Mitochondria have a well-established capacity to accumulate calcium ions entering the cytosol from the extracellular space or released from the sarco/endoplasmic reticulum (SR/ER) of many cell types including smooth muscle cells. The contribution of mitochondria to cytosolic calcium ([Ca²⁺]_i) regulation has been observed during SR Ca²⁺ release in both visceral (McCarron & Muir, 1999) and vascular smooth muscle cells (Gurney et al. 2000). In the present study, we have investigated whether release of calcium from mitochondria can replenish the agonist-sensitive SR Ca²⁺ pool.

Cells were enzymatically isolated from the uteri of 19- to 21-day pregnant rats, humanely killed by cervical dislocation after CO₂ anaesthesia. Single cells were co-loaded with mag-fluo-4 AM for the SR Ca²⁺ ([Ca²⁺]_L) measurement and fura-2 AM for [Ca²⁺]_i measurement (Shmigol et al. 2001). Individual mitochondria were visualised using Mito-Tracker Green or rhod-2.
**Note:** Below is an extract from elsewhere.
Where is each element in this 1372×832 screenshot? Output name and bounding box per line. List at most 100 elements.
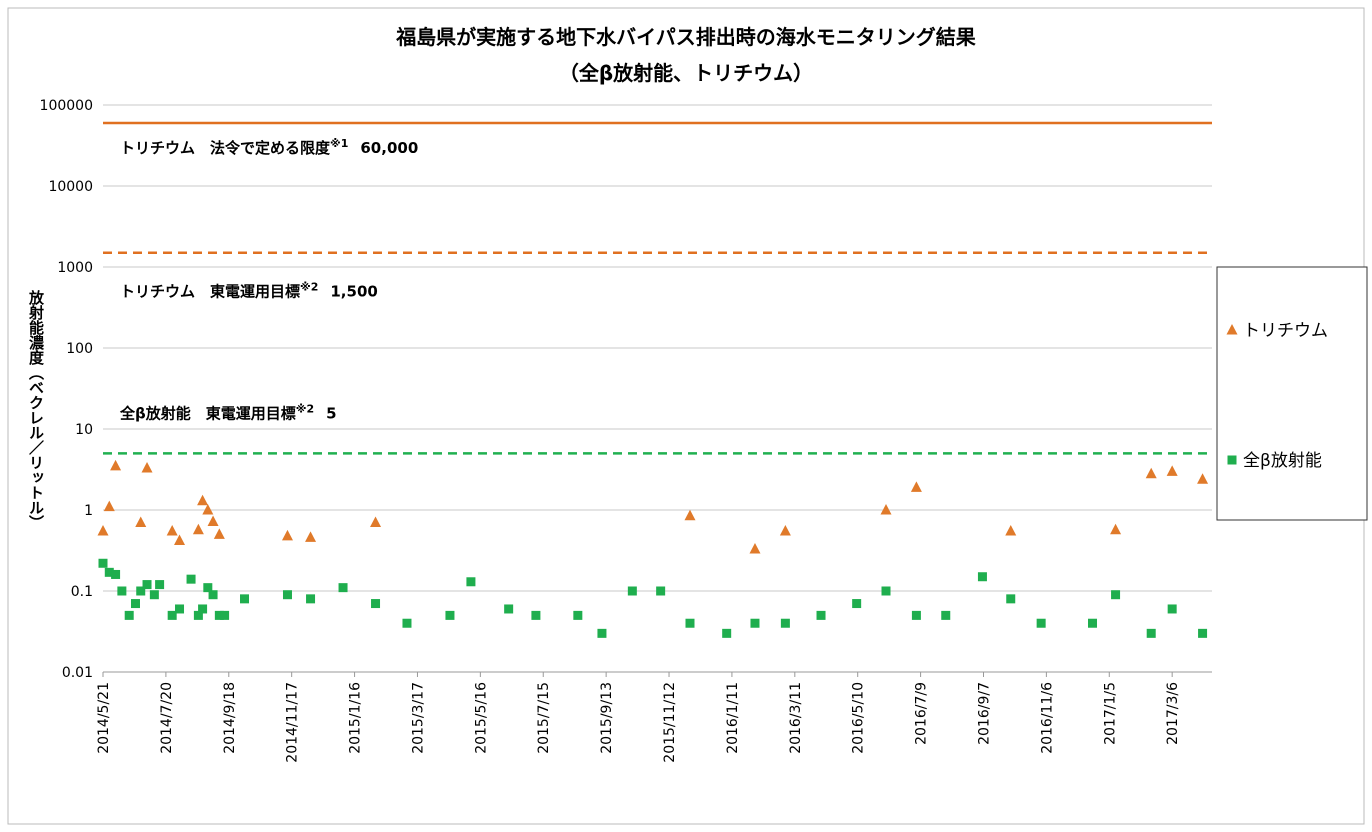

Confocal microscopy of cells co-loaded with mag-fluo-4 and rhod-2 revealed that in uterine myocytes some of the mitochondria are localised close to the SR, which suggests a possible interaction between these two organelles during agonist-induced Ca²⁺ signalling. This was further investigated by simultaneous whole-cell measurements of [Ca²⁺]_L and [Ca²⁺]_i. A decrease in [Ca²⁺]_L accompanied by a rise in [Ca²⁺]_i was observed during application of the purinergic agonist ATP. Repetitive applications of 100 mM ATP in the absence of extracellular Ca²⁺ led to the depletion of the SR. Calcium release from mitochondria by application of 10 mM CCCP in the presence of oligomycin elicited little or no change in [Ca²⁺]_i but produced a restoration of [Ca²⁺]_L to approximately 90 % of its initial value (n = 4). Inhibition of the SR Ca-ATPase with 200 nM thapsigargin prevented the increase in [Ca²⁺]_L during CCCP application (n = 3). In the presence of thapsigargin, CCCP application now caused a substantial rise in [Ca²⁺]_i. These data are compatible with the idea that the SR takes up Ca²⁺ released from mitochondria.

When the agonist-sensitive SR Ca²⁺ pool was depleted by repetitive application of ATP in Ca²⁺-free solution, Ca²⁺ released from mitochondria in the absence of extracellular Ca²⁺ led to a partial (approximately 50 %, n = 3) restoration of the response to ATP, indicating close interaction between the SR and mitochondria.

In conclusion, our data suggest that during agonist-induced Ca²⁺ signalling, mitochondria accumulate some of the Ca²⁺ released from the SR and then, during the restoration phase, feed it back to the agonist-sensitive SR Ca²⁺ pool.

This work was supported by the Medical Research Council.

All procedures accord with current UK legislation.